J’ai remarqué que beaucoup de personnes entreprennent un travail thérapeutique en s’imaginant qu’il est possible de guérir de ses « schémas » ou de ses « névroses » comme on guérit d’une mauvaise grippe.
Ainsi croient-elles que comme on chercherait à tuer un microbe pour recouvrer la santé, il suffirait de retrouver la ou les causes de ses troubles (le fameux traumatisme) pour en être libre, c’est-à-dire pour pouvoir définitivement sortir de sa prison.
Or ce n’est pas si simple.
Cette jeune fille n’a pas pu faire autrement, depuis son enfance, que de donner son assentiment aux injonctions et aux projections de ses parents toxiques qui ont réussi à lui faire croire qu’elle était mauvaise et égoïste et que sa naissance était à l’origine de tous les malheurs qui leur étaient arrivés à eux, minant ainsi peu à peu sa confiance en elle.
Devenue adulte, façonnée par les regards négatifs que ses parents ont constamment projeté sur elle, elle pense sincèrement que parce qu’elle est égoïste et mauvaise, elle ne peut que porter la poisse à ceux qu’elle rencontre. Conditionnée par les pensées qu’elle a sur elle-même, incapable d’entrer en relation, enfermée dans sa prison, elle souffre.
Peu à peu, au fur et à mesure de l’élaboration du travail thérapeutique de connaissance de soi-même et à travers le nouveau regard sur elle que lui renvoie son thérapeute, elle parvient à faire naitre chez elle une part « adulte » objective, capable de « voir les choses telles qu’elles sont » plutôt que de les interpréter à travers son schéma négatif, une part non conditionnée par son passé ni modelée par ses habitudes qui lui permet de prendre un peu confiance en elle.

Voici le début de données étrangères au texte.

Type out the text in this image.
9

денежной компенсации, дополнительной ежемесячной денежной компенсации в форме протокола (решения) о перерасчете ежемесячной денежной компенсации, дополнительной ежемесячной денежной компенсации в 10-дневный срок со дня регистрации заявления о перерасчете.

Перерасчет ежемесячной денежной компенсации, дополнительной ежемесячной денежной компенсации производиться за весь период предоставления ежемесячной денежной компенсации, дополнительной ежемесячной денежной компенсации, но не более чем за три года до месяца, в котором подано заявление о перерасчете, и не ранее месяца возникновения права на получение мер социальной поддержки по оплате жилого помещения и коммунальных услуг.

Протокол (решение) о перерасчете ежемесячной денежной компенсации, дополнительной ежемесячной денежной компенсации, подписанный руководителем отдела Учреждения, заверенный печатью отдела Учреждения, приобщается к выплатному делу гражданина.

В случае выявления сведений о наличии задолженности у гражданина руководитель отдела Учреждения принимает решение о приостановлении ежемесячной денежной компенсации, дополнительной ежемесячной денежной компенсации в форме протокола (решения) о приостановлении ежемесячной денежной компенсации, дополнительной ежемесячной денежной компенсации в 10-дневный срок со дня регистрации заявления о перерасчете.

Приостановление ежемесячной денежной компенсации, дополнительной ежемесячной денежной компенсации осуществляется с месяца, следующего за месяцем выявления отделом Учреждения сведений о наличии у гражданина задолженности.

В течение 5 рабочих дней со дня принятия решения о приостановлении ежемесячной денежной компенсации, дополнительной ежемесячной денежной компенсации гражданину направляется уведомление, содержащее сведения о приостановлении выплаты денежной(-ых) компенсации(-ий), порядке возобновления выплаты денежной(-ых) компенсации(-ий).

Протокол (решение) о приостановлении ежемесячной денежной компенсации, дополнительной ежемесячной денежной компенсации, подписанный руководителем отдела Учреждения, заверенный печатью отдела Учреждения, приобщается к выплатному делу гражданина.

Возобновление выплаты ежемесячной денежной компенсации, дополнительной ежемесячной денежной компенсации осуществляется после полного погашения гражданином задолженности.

Mais ce n’est pas parce qu’elle sera parvenue à faire naître en elle cette part objective qu’elle ne sera soudainement plus conditionnée par les souffrances occasionnées par « l’enfant perdu » en elle – qui pourra continuer pendant longtemps encore de lui instiller des pensées fausses sur elle-même.
Comme le dit Arnaud Desjardins :
« C’est l’enfant en vous qui souffre, c’est l’enfant en vous qui ne peut pas ne pas souffrir, c’est l’enfant en vous pour qui c’est terrible, affreux, insupportable. C’est lui qui transpose sur la situation actuelle vécue par le pseudo-adulte non seulement son émotion mais son schéma mental, c’est-à-dire sa conception, sa manière de voir ou plutôt de ne pas voir. »
Parce que rien, jamais, ne pourra faire que notre conditionnement n’a pas existé, il n’y a pas – dans la thérapie – un moment où (comme quand on recouvre la santé), on guérit définitivement parce qu’on a enfin exprimé ou compris quelque chose.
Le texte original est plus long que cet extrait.